A eso se une la dificultad para imaginar que Pekín y Nueva Delhi consigan vencer sus propias diferencias, cuando el segundo identifica al primero como una de las principales amenazas a su seguridad. El discurso aparentemente antiimperialista y anticolonialista que a menudo se emplea contra Washington y otras capitales europeas (el rechazo explícito a la presencia de Emmanuel Macron en Johannesburgo es una buena señal de ello) tampoco convence a muchos de los que conforman ese indefinido Sur Global.
El pasado y el presente de países como Rusia y China los identifican igualmente con aquello que denuncian de las potencias occidentales. Y no es menor, por cierto, el problema que supone encajar las apetencias de Moscú y Pekín, cuando ya es visible su competencia por los países de Asia Central. Se hace difícil imaginar que Rusia –con un Putin que ni siquiera podrá estar presente en la cita surafricana ante el riesgo a ser detenido en cumplimiento de la orden de la Corte Penal Internacional– se vaya a conformar con ser el hermano pequeño de una supuesta alianza en la que China llevaría la voz cantante.

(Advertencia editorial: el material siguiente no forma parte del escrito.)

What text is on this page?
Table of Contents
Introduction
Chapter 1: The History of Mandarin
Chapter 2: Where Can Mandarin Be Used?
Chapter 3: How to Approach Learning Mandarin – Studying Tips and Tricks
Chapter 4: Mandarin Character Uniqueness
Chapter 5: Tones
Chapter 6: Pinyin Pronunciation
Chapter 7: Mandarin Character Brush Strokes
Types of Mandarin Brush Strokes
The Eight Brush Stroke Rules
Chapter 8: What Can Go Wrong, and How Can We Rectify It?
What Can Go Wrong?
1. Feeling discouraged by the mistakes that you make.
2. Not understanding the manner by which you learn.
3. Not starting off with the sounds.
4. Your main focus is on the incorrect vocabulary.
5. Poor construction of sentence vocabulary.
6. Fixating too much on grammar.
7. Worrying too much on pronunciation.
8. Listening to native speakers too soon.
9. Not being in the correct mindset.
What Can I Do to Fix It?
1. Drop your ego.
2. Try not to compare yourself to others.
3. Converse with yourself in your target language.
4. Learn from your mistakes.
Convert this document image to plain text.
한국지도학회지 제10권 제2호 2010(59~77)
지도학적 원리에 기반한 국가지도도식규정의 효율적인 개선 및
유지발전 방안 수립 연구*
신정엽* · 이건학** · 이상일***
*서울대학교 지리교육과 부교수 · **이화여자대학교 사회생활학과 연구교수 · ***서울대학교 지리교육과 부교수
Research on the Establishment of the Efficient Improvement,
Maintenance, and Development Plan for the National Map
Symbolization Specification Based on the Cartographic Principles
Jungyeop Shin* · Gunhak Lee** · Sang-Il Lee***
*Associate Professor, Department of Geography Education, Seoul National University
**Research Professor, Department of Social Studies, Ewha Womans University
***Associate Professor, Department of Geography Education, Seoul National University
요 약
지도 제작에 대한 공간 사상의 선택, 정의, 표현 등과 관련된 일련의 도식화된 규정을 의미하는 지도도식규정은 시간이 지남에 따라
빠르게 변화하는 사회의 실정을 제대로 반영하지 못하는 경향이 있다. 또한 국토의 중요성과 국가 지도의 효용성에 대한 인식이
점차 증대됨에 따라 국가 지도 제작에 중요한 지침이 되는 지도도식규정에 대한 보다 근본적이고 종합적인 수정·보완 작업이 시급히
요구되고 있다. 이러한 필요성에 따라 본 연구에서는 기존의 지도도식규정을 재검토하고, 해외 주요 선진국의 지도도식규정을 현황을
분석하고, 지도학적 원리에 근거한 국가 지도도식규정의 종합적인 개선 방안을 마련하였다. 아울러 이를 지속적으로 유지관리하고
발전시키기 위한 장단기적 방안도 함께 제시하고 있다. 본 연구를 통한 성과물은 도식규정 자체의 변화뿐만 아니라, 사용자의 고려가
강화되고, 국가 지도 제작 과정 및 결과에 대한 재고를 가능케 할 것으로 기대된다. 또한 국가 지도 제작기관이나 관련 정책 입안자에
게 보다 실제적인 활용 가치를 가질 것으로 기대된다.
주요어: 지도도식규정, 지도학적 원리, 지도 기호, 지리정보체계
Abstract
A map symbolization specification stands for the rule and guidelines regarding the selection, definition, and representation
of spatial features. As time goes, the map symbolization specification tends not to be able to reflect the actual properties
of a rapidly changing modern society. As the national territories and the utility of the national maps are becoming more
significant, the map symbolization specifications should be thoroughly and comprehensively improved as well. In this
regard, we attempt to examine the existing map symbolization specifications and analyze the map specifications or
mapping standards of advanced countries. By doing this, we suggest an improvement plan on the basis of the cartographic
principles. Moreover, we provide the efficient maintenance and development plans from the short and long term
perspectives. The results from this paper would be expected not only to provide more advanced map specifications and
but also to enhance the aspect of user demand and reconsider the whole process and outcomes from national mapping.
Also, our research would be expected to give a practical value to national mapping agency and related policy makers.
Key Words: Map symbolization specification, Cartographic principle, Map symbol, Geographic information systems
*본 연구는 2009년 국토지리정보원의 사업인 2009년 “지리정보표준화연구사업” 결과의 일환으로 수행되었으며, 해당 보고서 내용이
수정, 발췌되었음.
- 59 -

Algo similar cabe decir del intento de “desdolarizar” la economía mundial. Por supuesto que el dominio estadounidense en esta materia –cuando más del 80% del comercio mundial se realiza en esa moneda y cuando Washington conserva capacidad suficiente para orientar la agenda de los organismos financieros internacionales en función de sus intereses– le otorga una abusiva ventaja.
Por mucha que sea la potencialidad de los BRICS –alrededor del 45% de la población mundial y 25% del PIB mundial– y de los que ahora se sumen a la iniciativa, a medio plazo el yuan no va a sustituir al dólar como divisa de referencia ni las operaciones de pago en otras monedas van a hacer peligrar el dominio estadounidense. Tampoco van a poner en marcha un sistema financiero alternativo, una organización de defensa colectiva ni un nuevo modelo de gobernanza global.